The Crypto Asset Reporting Framework (CARF) responds to a G20 request that the OECD develop a framework for the automatic exchange of information between countries on crypto assets.
The new transparency initiative, developed together with the G20 countries, arises in the context of a rapid adoption of the use of crypto assets for a wide range of investments and financial uses. Unlike traditional financial products, crypto assets can be transferred and held without the intervention of traditional financial intermediaries, such as banks, and without any central administrator having complete visibility into transactions made or crypto asset holdings. The crypto market has also given rise to new intermediaries and service providers, such as crypto asset exchanges and wallet providers, many of which are currently unregulated..
These developments mean that crypto assets and related transactions are not comprehensively covered by the OECD/G20 Common Reporting Standard (CRS), increasing the likelihood of their use for tax evasion and undermines the progress made in fiscal transparency through the adoption of the CRS.
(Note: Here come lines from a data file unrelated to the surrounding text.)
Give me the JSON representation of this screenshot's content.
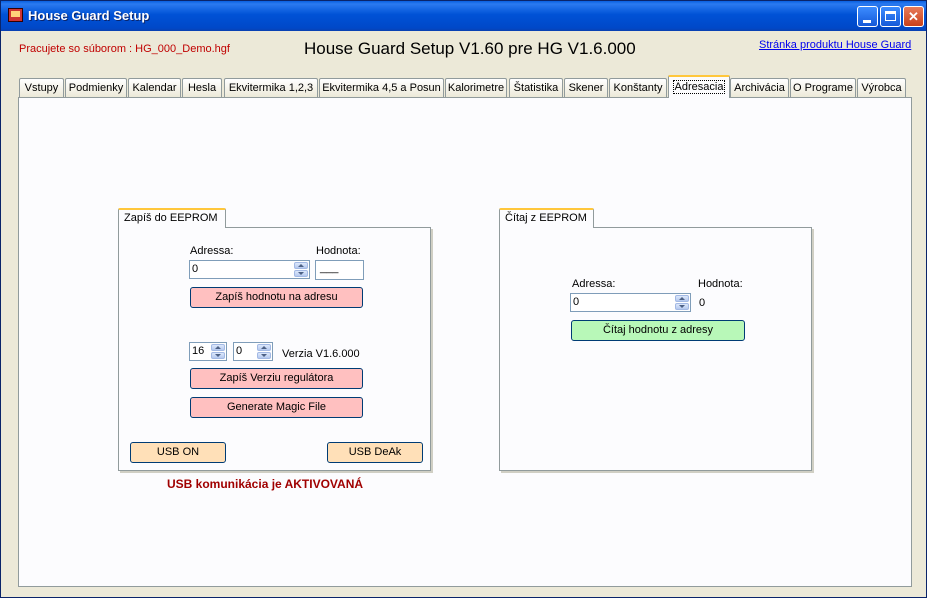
{
  "window": {
    "title": "House Guard Setup",
    "buttons": {
      "minimize": "minimize",
      "maximize": "maximize",
      "close": "✕"
    }
  },
  "header": {
    "file_label": "Pracujete so súborom : HG_000_Demo.hgf",
    "main_title": "House Guard Setup V1.60 pre HG V1.6.000",
    "product_link": "Stránka produktu House Guard"
  },
  "tabs": [
    "Vstupy",
    "Podmienky",
    "Kalendar",
    "Hesla",
    "Ekvitermika 1,2,3",
    "Ekvitermika 4,5 a Posun",
    "Kalorimetre",
    "Štatistika",
    "Skener",
    "Konštanty",
    "Adresacia",
    "Archivácia",
    "O Programe",
    "Výrobca"
  ],
  "active_tab": "Adresacia",
  "write_group": {
    "title": "Zapíš do EEPROM",
    "address_label": "Adressa:",
    "address_value": "0",
    "value_label": "Hodnota:",
    "value_value": "___",
    "write_button": "Zapíš hodnotu na adresu",
    "version_major": "16",
    "version_minor": "0",
    "version_label": "Verzia V1.6.000",
    "write_version_button": "Zapíš Verziu regulátora",
    "magic_button": "Generate Magic File",
    "usb_on_button": "USB ON",
    "usb_deak_button": "USB DeAk"
  },
  "usb_status": "USB komunikácia je AKTIVOVANÁ",
  "read_group": {
    "title": "Čítaj z EEPROM",
    "address_label": "Adressa:",
    "address_value": "0",
    "value_label": "Hodnota:",
    "value_value": "0",
    "read_button": "Čítaj hodnotu z adresy"
  },
  "colors": {
    "titlebar": "#0052d6",
    "pink_button": "#ffc0c0",
    "peach_button": "#ffe0b8",
    "green_button": "#b8f8b8",
    "status_text": "#a00000",
    "file_label": "#c00000"
  }
}
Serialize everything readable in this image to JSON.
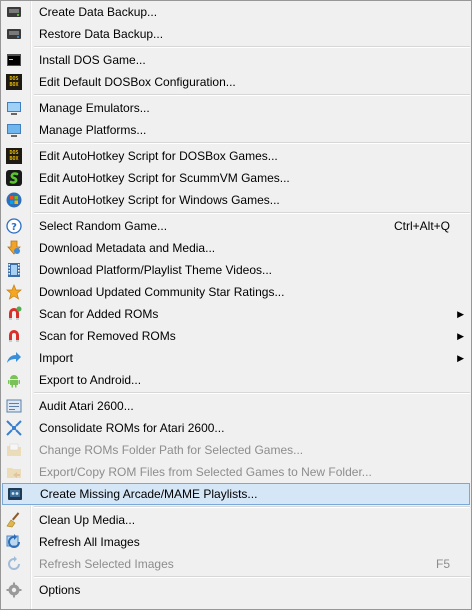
{
  "menu": {
    "items": [
      {
        "label": "Create Data Backup...",
        "icon": "backup-drive-icon"
      },
      {
        "label": "Restore Data Backup...",
        "icon": "restore-drive-icon"
      },
      {
        "label": "Install DOS Game...",
        "icon": "dos-prompt-icon"
      },
      {
        "label": "Edit Default DOSBox Configuration...",
        "icon": "dosbox-icon"
      },
      {
        "label": "Manage Emulators...",
        "icon": "emulator-monitor-icon"
      },
      {
        "label": "Manage Platforms...",
        "icon": "platform-monitor-icon"
      },
      {
        "label": "Edit AutoHotkey Script for DOSBox Games...",
        "icon": "dosbox-icon"
      },
      {
        "label": "Edit AutoHotkey Script for ScummVM Games...",
        "icon": "scummvm-icon"
      },
      {
        "label": "Edit AutoHotkey Script for Windows Games...",
        "icon": "windows-icon"
      },
      {
        "label": "Select Random Game...",
        "shortcut": "Ctrl+Alt+Q",
        "icon": "question-icon"
      },
      {
        "label": "Download Metadata and Media...",
        "icon": "download-icon"
      },
      {
        "label": "Download Platform/Playlist Theme Videos...",
        "icon": "film-icon"
      },
      {
        "label": "Download Updated Community Star Ratings...",
        "icon": "star-icon"
      },
      {
        "label": "Scan for Added ROMs",
        "icon": "magnet-add-icon",
        "submenu": "▶"
      },
      {
        "label": "Scan for Removed ROMs",
        "icon": "magnet-remove-icon",
        "submenu": "▶"
      },
      {
        "label": "Import",
        "icon": "import-arrow-icon",
        "submenu": "▶"
      },
      {
        "label": "Export to Android...",
        "icon": "android-icon"
      },
      {
        "label": "Audit Atari 2600...",
        "icon": "audit-icon"
      },
      {
        "label": "Consolidate ROMs for Atari 2600...",
        "icon": "consolidate-icon"
      },
      {
        "label": "Change ROMs Folder Path for Selected Games...",
        "icon": "folder-icon"
      },
      {
        "label": "Export/Copy ROM Files from Selected Games to New Folder...",
        "icon": "folder-export-icon"
      },
      {
        "label": "Create Missing Arcade/MAME Playlists...",
        "icon": "arcade-icon"
      },
      {
        "label": "Clean Up Media...",
        "icon": "broom-icon"
      },
      {
        "label": "Refresh All Images",
        "icon": "refresh-icon"
      },
      {
        "label": "Refresh Selected Images",
        "shortcut": "F5",
        "icon": "refresh-icon"
      },
      {
        "label": "Options",
        "icon": "gear-icon"
      }
    ],
    "dosbox_icon_text": [
      "DOS",
      "BOX"
    ],
    "colors": {
      "highlight_bg": "#d5e6f7",
      "highlight_border": "#7aa9d9",
      "disabled_text": "#8d8d8d"
    }
  }
}
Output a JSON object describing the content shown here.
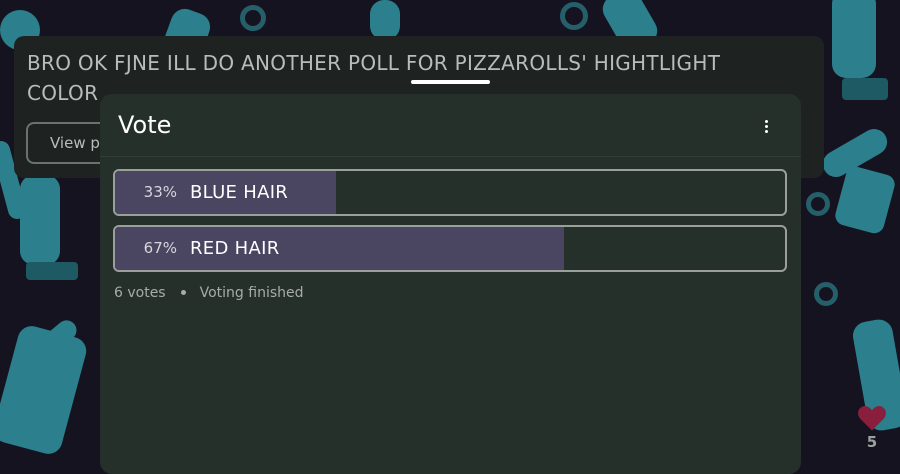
{
  "post": {
    "title": "BRO OK FJNE ILL DO ANOTHER POLL FOR PIZZAROLLS' HIGHTLIGHT COLOR",
    "view_button_label": "View p"
  },
  "poll": {
    "title": "Vote",
    "options": [
      {
        "percent_label": "33%",
        "label": "BLUE HAIR",
        "share": 0.33
      },
      {
        "percent_label": "67%",
        "label": "RED HAIR",
        "share": 0.67
      }
    ],
    "votes_label": "6 votes",
    "status_label": "Voting finished"
  },
  "like": {
    "count": "5",
    "color": "#8a1f3d"
  },
  "colors": {
    "panel": "#26302b",
    "bar_fill": "#4a4560",
    "background": "#15131f",
    "tube": "#2c7f8c"
  }
}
“The Common Reporting Standard has been very successful in combating international tax evasion. In 2021, more than 100 jurisdictions exchanged information on 111 million financial accounts, covering total assets of €11 trillion”, said the secretary general of the OECD, Mathias Cormann. “LToday’s launch of the new crypto asset reporting framework and amendments to the Common Reporting Standard will ensure that the tax transparency architecture remains current and effective“.
In this sense, the CARF will guarantee transparency with respect to cryptoactive transactions, through the automatic exchange of such information with taxpayers’ jurisdictions of residence on an annual basisin a standardized way similar to the CRS.
The CARF will target any digital representation of value that relies on a cryptographically secure distributed ledger or similar technology to validate and secure transactions.. Carve-outs are provided for assets that cannot be used for payment or investment purposes and for assets that are already fully covered by the CRS. Entities or individuals providing services that carry out exchange transactions in crypto assets for, or on behalf of, customers would be required to report under CARF.
The CARF contains model rules that can be transposed into national legislation and commentaries to assist administrations with implementation. Over the coming months, the OECD will advance work on the legal and operational instruments to compile the international exchange of information on the basis of CARF and to ensure its effective and widespread implementation, including the timing to initiate exchanges under CARF.
The OECD has also submitted to the G20 a set of additional amendments to the CRS, aimed at modernizing its scope to comprehensively cover digital financial products and improve its operation., taking into account the experience gained by countries and companies. As with the CARF, this work will be complemented by an update of the international legal and operational mechanisms for the automatic exchange of information in accordance with the amended CRS, as well as a coordinated timetable to bring the agreed amendments into force.